Designed and built between 1925 and 1931, this modernist World Heritage–listed factory northwest of the city centre is an icon of 20th-century industrial architecture. Often described as a 'glass palace' (it's largely constructed of steel and glass), it functioned as a state-of-the-art coffee, tea and tobacco factory until the 1990s and now houses creative industries. Though closed to the public, the factory sometimes offers guided tours on weekends at 1pm (adult/child under 13 years €8.50/5); check the factory website for details. Urban Guides also runs one-hour guided tours (€15 per person) at noon on most Saturdays and Sundays (book ahead).

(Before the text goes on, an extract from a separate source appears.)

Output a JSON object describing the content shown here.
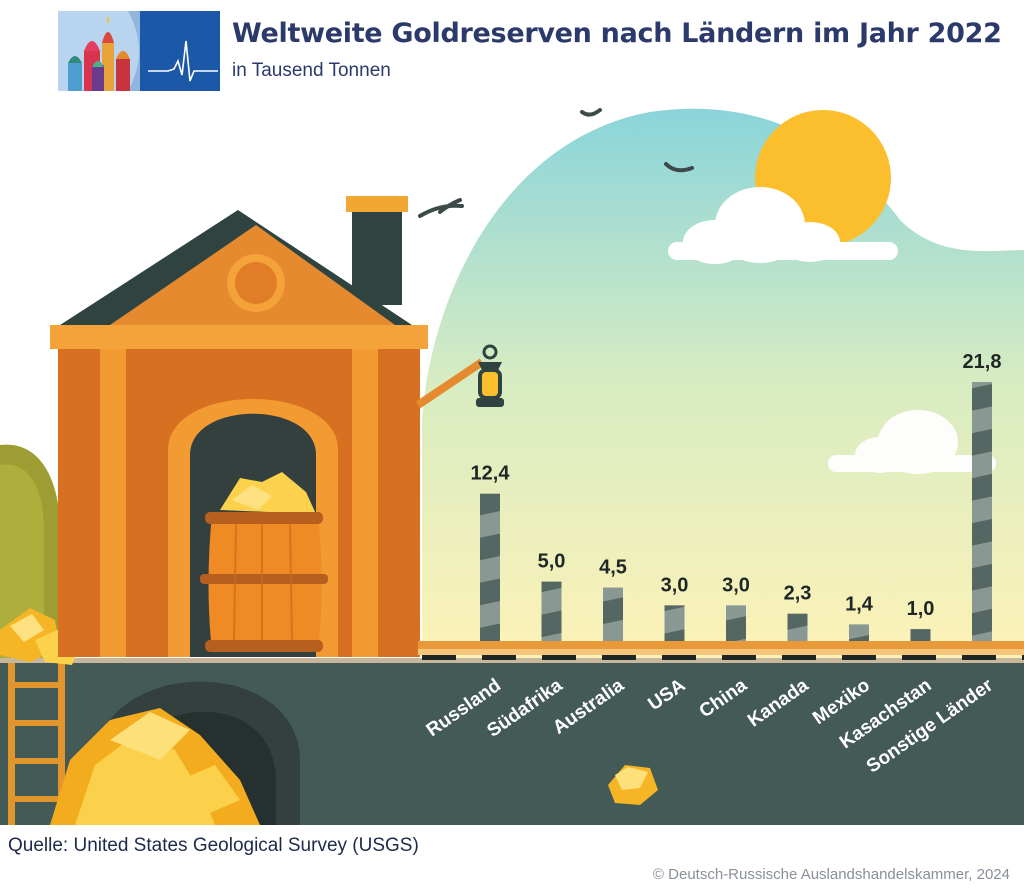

The Urban Guides tours have access to some, but not all, parts of the factory, peeking into the management building and then crossing to the factory's electricity plant (the second built in Rotterdam) on one of the building's distinctive diagonal bridges. The tour ends in the tobacco factory, which has light-drenched spaces where workers toiled, twin stairways (one each for male and female workers, so as to prevent fraternisation) and a large cafeteria.

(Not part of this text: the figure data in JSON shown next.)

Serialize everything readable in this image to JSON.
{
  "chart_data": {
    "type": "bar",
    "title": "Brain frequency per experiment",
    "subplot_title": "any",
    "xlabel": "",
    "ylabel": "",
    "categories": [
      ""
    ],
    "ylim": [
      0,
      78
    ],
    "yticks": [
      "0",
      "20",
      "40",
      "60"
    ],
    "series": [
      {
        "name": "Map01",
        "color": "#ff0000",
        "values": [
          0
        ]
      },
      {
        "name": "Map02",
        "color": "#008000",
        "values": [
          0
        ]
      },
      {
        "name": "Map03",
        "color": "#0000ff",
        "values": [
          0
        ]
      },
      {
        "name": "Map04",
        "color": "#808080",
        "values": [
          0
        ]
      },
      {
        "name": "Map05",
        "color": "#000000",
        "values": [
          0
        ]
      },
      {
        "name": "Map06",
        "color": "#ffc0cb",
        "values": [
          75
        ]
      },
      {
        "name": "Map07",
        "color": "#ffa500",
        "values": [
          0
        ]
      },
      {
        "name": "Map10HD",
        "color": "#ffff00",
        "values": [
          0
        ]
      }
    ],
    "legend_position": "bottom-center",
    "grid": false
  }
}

At the time of research, architecture-focused De Rotterdam Tours was considering adding a dedicated tour of the factory to its program. An on-site information centre at the factory is scheduled to open in November 2018.
The orange-and-blue low bunker to the east of the factory is the De Schie Penitentiary, designed by CJM Weeber and constructed between 1985 and 1989. Its startlingly vivid colour scheme is in stark contrast to its dark function.